Gift Planning Tips

Charitable Options for Revocable Living Trusts

Clients with revocable living trusts have several options for charitable giving:

  • Lifetime gifts — The trust can provide that a portion of the income be paid annually to the trust, or the trustee can simply be directed to make gifts as the donor wishes.

  • Distributions at death — Trust language can direct that, at the grantor’s death, the trustee will distribute certain assets or a percentage of the trust corpus to charity.  This generally results in a quicker payout to charity than a bequest in a will.

  • Revocable living trust/charitable remainder trust combination — Donors can create trusts that provide them with income for life and a remainder to charity.  There is no income tax benefit, but the donor is able to exercise unlimited control over the trust, which is not possible with a qualified charitable remainder trust.  If the donor’s estate is subject to tax, trust assets will be included in the gross estate, but charity’s interest will qualify for an estate tax charitable deduction [Code §2055].

  • Conversion to a qualified charitable remainder trust — A revocable living trust can be made irrevocable at the grantor’s death, securing a stream of payments for family members and a remainder to charity.  An estate tax charitable deduction is available.

  • Conversion to an irrevocable, nonqualified charitable remainder trust — A client whose estate will not be subject to estate tax might wish to have the living trust convert to an irrevocable, nonqualified trust for family members.  The trustee would have the flexibility to invade principal — an option not available with a qualified charitable remainder trust.

  • Conversion to a QTIP trust, remainder to charity — A client who wants to secure a marital deduction [Code §2056(b)] and subsequent charitable deduction at the death of the surviving spouse can have assets in the revocable living trust convert to a QTIP trust.

Take the Pledge

Because a charitable pledge or promissory note is merely a promise to make a gift at some future date, donors are not entitled to claim charitable deductions until payments are actually made to the charity [Rev.

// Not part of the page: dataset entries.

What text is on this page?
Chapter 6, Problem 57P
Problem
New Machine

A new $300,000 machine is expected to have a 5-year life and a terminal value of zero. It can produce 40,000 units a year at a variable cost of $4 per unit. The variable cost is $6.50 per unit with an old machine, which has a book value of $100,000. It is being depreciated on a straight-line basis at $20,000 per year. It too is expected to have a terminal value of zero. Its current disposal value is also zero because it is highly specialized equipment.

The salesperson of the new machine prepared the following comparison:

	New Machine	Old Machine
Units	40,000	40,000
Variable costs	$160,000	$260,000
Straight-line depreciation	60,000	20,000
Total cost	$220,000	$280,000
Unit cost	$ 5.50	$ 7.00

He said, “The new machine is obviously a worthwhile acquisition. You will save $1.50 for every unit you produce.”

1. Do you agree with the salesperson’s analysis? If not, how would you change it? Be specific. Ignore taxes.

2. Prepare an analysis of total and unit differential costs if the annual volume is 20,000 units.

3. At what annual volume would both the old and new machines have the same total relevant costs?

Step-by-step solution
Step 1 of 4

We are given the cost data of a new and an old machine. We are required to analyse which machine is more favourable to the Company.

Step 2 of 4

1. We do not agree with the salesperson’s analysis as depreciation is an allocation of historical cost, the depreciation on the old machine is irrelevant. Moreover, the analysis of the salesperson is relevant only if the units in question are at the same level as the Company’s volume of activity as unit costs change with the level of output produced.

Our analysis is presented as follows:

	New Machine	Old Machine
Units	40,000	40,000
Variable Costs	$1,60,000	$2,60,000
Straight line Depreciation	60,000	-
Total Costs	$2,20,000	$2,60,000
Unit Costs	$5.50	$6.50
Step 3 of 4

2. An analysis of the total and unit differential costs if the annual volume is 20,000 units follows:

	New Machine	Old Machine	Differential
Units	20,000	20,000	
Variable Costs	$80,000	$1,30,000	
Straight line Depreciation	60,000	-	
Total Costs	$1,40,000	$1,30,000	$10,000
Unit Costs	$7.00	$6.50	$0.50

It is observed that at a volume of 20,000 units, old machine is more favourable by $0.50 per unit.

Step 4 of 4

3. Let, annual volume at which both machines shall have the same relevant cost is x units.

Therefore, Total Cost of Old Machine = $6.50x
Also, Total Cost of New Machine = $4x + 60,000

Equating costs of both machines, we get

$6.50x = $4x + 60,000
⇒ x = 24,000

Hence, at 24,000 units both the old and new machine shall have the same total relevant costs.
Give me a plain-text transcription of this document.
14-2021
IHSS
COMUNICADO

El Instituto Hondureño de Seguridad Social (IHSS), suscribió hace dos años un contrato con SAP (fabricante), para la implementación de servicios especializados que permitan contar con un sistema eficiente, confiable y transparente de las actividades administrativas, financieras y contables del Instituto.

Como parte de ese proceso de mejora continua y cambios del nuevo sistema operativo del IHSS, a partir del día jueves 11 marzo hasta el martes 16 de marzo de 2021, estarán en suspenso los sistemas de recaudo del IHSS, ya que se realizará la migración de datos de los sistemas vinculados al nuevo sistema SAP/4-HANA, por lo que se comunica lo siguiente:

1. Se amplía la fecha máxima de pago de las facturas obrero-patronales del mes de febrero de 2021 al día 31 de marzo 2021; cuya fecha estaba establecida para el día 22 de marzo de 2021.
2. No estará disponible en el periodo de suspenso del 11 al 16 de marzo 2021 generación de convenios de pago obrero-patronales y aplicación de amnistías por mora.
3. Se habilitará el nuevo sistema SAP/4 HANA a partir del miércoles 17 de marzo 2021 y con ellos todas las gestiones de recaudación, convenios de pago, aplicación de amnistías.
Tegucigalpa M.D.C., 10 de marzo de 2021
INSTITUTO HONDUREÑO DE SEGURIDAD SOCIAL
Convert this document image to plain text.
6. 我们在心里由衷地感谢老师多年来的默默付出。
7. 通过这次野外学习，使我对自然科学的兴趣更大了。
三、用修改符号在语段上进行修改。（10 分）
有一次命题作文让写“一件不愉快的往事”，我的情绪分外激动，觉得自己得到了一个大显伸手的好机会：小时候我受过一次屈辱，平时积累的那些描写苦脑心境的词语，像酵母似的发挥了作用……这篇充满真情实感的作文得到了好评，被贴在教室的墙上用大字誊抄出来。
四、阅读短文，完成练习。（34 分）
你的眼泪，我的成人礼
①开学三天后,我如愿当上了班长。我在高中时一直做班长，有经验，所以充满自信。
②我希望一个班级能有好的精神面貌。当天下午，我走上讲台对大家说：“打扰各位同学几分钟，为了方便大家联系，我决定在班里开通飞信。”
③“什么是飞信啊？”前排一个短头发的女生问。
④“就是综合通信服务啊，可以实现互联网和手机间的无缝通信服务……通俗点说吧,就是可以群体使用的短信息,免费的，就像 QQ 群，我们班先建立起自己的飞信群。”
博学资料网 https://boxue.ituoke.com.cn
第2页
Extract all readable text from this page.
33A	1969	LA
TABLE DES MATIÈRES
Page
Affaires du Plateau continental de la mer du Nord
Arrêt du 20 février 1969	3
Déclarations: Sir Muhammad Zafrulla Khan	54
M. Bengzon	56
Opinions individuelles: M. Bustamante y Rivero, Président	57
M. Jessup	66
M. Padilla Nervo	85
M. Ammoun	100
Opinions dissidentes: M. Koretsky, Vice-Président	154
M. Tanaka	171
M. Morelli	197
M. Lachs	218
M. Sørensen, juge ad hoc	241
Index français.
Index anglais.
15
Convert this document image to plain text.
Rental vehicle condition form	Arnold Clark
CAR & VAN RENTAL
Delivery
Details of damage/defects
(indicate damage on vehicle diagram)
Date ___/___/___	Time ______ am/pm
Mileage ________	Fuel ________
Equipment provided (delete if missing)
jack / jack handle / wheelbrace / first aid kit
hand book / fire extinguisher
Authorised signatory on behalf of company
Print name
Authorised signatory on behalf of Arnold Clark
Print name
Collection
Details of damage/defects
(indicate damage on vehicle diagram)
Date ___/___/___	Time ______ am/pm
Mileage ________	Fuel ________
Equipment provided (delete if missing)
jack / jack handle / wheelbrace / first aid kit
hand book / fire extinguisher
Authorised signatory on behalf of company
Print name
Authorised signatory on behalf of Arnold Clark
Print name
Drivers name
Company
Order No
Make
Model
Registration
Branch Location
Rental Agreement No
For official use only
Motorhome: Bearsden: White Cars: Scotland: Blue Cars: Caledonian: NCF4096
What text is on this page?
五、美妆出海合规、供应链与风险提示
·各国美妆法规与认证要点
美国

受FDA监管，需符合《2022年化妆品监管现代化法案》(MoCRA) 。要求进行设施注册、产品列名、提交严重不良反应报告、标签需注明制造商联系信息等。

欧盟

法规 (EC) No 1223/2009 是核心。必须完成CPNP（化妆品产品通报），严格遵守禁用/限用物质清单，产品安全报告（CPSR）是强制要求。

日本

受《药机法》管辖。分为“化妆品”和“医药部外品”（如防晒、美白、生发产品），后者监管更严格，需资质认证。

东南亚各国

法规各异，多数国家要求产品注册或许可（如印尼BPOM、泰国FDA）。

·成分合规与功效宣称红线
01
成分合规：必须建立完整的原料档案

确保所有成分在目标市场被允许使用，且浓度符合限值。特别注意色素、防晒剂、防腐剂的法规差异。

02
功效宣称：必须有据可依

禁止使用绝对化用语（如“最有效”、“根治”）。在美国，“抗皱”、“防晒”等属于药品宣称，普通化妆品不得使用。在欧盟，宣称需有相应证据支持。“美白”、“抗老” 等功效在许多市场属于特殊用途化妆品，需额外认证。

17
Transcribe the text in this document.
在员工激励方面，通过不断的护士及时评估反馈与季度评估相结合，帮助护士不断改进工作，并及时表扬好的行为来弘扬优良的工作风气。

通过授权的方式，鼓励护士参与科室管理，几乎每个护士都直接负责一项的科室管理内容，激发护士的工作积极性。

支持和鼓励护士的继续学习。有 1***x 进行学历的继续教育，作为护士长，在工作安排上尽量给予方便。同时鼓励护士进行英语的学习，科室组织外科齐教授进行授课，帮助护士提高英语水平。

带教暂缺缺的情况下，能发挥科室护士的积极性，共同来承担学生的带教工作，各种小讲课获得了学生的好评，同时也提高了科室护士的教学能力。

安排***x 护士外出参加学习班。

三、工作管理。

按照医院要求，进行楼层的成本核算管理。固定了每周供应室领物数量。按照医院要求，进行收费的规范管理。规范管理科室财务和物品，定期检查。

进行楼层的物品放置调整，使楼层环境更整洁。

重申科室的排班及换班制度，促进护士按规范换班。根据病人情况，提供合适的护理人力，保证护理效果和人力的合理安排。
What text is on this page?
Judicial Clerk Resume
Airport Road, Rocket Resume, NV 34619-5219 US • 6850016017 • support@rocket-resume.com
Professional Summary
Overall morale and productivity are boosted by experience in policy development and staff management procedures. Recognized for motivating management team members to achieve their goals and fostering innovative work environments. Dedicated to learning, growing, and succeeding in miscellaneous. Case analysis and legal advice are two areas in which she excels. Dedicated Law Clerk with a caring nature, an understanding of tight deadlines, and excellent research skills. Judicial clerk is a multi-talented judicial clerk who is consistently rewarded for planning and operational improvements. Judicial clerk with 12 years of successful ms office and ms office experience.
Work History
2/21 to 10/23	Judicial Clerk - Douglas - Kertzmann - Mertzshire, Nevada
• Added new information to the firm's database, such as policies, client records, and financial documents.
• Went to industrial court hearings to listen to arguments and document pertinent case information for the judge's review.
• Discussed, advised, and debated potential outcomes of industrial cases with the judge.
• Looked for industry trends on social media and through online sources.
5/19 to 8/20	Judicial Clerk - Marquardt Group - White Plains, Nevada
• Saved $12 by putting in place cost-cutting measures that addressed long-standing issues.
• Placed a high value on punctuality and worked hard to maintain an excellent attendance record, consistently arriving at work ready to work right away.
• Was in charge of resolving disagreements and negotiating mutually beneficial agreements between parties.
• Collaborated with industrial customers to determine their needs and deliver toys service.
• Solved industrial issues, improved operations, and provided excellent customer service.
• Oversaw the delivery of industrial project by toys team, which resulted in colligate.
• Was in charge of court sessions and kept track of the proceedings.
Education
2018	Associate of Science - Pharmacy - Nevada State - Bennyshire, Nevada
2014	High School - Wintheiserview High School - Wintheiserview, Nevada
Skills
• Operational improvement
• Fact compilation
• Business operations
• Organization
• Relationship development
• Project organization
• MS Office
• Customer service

Rul. 68-174].  A donor who has an outstanding pledge to charity might think that the creation of a charitable remainder trust, with the remainder earmarked to satisfying the pledge, is the ideal solution.  However, the IRS has consistently taken the position that the use of the trust to satisfy the grantor’s legal obligations violates the private foundation rules and is an act of self-dealing [Reg. §53.4941(d)-2(f)(1)].  The same is true where income payments are used to satisfy the donor’s obligations (e.g., alimony, child support).

A pledge that is still outstanding at the donor’s death is generally not deductible as a charitable gift, but rather as a claim against the estate if (a) the pledge was a contractual obligation created in good faith for an adequate and full consideration in money or money’s worth, or (b) it would have constituted an allowable charitable deduction if it had been a bequest [Reg. §20.2053-5].  A client concerned that charity receive the full amount of the pledge should make it legally enforceable against the estate or include specific language in a will or trust directing that outstanding pledge amounts be satisfied from estate assets.


Gift Annuities and Capital Gains

A donor who contributes long-term appreciated assets to fund a charitable gift annuity can spread the recognition of gain over his or her life expectancy, provided the donor or the donor and a survivor are the only annuitants [Reg. §1.1011-2(a)(4)(ii)].  If a client uses appreciated securities to establish a charitable gift annuity for another person, the annuity portion is a gift, subject to gift tax, and the client must report all capital gain allocated to the annuity in the year of the gift.

A client who uses separate property to arrange a gift annuity for a spouse has made a gift that qualifies for the gift tax marital deduction [Reg. §25.2523(b)-1(b)(6)(iii)], but does not avoid the immediate recognition of capital gain.  It might be better, if the stock is highly appreciated, to have the client give the securities to the spouse (tax-free, thanks to the unlimited gift tax marital deduction) and let the spouse establish the charitable gift annuity.  The spouse takes the client’s basis and holding period but will be able to spread the gain ratably over his or her IRS life expectancy [Reg. §1.1011-2(a)(r)(ii)].


“Grandpa, Can I Borrow Some Money for College?”

One way for grandparents to help their grandchildren with college expenses while assisting charity is through a term-of-years charitable remainder trust with sprinkle powers.  The trustee can be given the power to pay income in varying amounts to different beneficiaries within the stated class, according to their changing needs [Code §674(c)].  A term-of-years charitable remainder trust can last up to 20 years and is more likely to satisfy the 10% remainder requirement that might otherwise cause a problem for young beneficiaries of lifetime trusts, even at higher payout rates.  For instance, a 20-year 10% charitable remainder unitrust with quarterly payments and a 1.8% §7520 rate easily meets the 10% remainder test, providing more for grandchildren during their college years.  However, an independent trustee is required to avoid the grantor trust rules and disqualification of the remainder trust [Code §§671-678].